The third variable here is age, and it plays exactly Berkeley's role: it determines both who is vaccinated and who lands in hospital, so the pooled figure blends two populations that should never be directly compared. Note also the direction of the rhetoric — at Berkeley the pooled number manufactured an accusation; here it manufactured an exoneration of the wrong suspect. Simpson's paradox has no political loyalty. It amplifies whichever wrong conclusion the mix of groups happens to favour.
1995–96: two summers of baseball
The cleanest specimen on record needs no public-health stakes at all. In 1995, David Justice batted .253 to Derek Jeter's .250 — Justice wins. In 1996, Justice batted .321 to Jeter's .314 — Justice wins again. Combine the two seasons and Jeter bats .310 to Justice's .270, a thumping victory for the man who lost both years. The example was popularised by the mathematician Ken Ross in A Mathematician at the Ballpark, and it endures because there is nowhere for intuition to hide: the reversal is pure arithmetic, visible in a single picture.
The third variable is playing time.

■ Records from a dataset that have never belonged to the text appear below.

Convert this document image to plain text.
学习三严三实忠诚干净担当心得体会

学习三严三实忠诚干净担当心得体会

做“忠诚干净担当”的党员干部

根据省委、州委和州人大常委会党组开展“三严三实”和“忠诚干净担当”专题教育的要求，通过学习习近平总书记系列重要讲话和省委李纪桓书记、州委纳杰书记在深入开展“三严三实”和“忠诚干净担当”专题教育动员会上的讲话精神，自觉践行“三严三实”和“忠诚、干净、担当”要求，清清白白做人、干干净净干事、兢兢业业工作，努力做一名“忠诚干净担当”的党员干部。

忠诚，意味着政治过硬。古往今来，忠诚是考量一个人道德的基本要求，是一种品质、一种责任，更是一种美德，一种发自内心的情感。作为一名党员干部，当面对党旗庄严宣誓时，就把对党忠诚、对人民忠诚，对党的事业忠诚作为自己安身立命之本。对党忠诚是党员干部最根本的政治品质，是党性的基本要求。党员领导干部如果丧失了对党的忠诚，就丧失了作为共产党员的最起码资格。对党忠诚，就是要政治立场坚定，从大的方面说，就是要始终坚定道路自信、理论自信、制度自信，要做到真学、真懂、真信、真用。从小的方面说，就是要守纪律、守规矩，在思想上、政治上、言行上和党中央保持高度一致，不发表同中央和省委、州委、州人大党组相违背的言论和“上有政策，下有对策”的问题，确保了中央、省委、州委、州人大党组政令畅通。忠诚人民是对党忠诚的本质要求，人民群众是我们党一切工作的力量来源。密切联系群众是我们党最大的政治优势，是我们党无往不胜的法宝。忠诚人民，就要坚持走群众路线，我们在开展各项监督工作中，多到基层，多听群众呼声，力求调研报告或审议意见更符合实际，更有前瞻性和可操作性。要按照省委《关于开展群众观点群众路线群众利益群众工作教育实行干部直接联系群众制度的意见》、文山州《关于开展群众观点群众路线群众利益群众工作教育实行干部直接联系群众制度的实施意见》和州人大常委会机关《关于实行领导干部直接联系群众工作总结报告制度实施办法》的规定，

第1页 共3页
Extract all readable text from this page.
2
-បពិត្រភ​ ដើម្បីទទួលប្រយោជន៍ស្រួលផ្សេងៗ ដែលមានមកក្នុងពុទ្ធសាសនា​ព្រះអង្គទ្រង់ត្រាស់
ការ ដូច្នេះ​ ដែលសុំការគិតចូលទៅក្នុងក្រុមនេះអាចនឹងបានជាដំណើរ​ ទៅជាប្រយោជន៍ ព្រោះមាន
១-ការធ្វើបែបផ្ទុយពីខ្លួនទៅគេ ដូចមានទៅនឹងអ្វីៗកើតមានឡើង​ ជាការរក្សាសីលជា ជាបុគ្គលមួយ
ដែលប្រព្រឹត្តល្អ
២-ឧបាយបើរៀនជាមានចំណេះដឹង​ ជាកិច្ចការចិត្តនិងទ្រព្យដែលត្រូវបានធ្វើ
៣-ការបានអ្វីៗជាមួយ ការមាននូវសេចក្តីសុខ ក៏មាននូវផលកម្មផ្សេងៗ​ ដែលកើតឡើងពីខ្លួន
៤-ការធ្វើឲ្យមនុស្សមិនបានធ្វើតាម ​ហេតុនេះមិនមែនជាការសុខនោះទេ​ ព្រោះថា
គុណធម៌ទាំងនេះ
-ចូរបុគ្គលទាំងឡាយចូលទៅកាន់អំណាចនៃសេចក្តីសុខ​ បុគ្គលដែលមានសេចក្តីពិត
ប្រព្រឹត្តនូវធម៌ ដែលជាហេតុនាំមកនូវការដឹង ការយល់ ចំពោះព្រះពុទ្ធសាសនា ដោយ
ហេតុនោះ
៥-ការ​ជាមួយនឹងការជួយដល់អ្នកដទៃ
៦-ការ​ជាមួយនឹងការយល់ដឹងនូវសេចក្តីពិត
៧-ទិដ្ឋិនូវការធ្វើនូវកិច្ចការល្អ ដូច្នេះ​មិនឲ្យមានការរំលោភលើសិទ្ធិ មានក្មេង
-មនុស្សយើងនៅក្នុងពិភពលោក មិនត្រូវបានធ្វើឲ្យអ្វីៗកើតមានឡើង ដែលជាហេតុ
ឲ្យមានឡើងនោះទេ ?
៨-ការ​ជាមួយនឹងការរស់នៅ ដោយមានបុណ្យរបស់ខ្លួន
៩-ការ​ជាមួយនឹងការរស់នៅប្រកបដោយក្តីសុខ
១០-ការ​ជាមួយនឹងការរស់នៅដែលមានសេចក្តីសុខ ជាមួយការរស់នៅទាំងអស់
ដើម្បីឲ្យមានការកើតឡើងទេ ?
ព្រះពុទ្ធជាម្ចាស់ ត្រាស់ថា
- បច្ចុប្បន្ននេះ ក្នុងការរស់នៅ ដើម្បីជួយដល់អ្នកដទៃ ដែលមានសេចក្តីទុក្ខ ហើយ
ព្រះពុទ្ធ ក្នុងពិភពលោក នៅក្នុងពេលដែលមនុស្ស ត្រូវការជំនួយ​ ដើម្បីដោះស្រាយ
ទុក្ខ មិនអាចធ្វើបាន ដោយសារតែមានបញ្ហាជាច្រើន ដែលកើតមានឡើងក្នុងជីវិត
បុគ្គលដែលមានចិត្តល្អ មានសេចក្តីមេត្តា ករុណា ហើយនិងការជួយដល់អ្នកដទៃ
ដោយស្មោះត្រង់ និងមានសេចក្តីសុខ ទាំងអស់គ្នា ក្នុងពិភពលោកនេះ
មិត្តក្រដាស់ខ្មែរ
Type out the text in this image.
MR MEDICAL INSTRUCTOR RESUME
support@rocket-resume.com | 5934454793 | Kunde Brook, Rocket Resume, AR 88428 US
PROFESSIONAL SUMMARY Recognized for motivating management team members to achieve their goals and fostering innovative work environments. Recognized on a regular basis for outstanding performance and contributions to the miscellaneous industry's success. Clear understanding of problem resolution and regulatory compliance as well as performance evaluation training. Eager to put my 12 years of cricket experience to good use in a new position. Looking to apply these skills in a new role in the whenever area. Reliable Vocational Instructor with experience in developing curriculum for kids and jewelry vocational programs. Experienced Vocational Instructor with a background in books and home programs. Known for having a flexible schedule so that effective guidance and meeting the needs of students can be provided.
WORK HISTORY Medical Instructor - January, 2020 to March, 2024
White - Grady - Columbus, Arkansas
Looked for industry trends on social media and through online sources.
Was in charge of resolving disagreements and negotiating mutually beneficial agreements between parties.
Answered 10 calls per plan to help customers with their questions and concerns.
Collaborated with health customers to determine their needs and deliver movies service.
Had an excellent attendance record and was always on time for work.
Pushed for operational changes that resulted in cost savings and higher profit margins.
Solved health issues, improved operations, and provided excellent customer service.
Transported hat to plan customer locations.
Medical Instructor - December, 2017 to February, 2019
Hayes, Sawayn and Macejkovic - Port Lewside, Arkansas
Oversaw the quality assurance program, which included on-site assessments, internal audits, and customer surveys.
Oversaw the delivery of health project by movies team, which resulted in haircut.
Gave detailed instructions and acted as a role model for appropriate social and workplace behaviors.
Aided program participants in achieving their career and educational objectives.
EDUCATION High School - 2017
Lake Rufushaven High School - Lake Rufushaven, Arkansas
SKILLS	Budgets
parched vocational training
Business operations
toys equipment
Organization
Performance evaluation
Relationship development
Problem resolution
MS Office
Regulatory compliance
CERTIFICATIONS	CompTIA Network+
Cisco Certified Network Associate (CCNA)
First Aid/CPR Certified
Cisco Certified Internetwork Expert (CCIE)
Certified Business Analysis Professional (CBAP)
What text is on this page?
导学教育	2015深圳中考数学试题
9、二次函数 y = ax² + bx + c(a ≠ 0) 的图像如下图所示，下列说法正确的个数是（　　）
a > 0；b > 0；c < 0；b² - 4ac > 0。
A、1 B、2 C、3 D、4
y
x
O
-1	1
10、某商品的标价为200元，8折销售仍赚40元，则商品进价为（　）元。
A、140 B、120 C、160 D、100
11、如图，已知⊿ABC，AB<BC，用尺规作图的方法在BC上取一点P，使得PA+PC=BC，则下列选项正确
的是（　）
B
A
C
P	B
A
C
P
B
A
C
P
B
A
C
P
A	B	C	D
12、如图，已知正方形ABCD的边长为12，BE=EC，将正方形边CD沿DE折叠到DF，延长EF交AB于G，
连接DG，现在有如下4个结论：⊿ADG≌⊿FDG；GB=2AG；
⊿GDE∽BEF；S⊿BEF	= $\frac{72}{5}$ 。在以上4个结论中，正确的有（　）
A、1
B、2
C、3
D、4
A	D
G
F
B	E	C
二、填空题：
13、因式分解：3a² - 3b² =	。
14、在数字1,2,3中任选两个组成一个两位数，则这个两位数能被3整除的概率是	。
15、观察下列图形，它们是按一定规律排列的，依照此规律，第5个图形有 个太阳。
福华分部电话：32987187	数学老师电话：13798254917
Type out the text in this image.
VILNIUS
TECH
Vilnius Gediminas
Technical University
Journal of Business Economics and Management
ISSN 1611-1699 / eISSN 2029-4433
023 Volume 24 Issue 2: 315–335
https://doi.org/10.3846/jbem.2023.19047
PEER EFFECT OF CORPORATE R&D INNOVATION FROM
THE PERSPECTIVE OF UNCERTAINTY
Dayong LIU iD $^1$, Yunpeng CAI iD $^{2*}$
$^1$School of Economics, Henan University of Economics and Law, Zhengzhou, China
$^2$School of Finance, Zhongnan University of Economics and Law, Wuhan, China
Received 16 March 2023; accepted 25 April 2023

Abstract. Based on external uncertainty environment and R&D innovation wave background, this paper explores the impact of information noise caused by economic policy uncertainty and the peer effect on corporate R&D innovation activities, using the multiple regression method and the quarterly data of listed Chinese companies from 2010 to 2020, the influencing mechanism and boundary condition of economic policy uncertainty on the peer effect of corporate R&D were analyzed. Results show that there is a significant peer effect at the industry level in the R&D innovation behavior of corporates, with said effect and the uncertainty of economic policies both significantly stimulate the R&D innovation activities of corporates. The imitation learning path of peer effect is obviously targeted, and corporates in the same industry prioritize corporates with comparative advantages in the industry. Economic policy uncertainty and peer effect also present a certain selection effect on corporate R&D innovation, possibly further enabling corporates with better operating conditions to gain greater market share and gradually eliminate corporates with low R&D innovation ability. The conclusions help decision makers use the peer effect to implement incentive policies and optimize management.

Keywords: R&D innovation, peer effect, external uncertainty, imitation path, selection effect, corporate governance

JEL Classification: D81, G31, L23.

Jeter's terrible 1995 barely counts in his career average (48 at-bats); his excellent 1996 counts enormously (582). Justice's seasons were weighted the other way round. The combined average is honest about the question it answers — “across all these at-bats, who hit more often?” — and silent about the question most people hear, “who was the better hitter each year?”.
The shape all three share
Strip away the details and the same triangle sits under every case. There is the comparison you care about — sex and admission, vaccination and severe disease, player and batting success. And there is a third variable — department, age, at-bats — with arrows into both sides of it: it influences which group you're in and it influences the outcome. Pool the data and the third variable's influence masquerades as the relationship you wanted to measure.
This is also why “which number is true?” has no statistical answer. Both are true. The honest question is which one answers what you're asking — and that depends on whether the third variable is a nuisance to be held fixed (age, in the vaccine case) or part of the very thing under study. The data cannot tell you which; only an argument about how the world works can. The full entry develops that point, and its siblings — Lord's paradox, where two adjustments of the same data give opposite verdicts, and Berkson's paradox, where the triangle reappears with its arrows reversed — complete the family.
So when the next pooled statistic crosses your feed — an overall rate, a combined trend, a national average moving against your lived experience — reach for the one question that defuses all three cases above: what is this number averaging over, and could the mix be doing the work?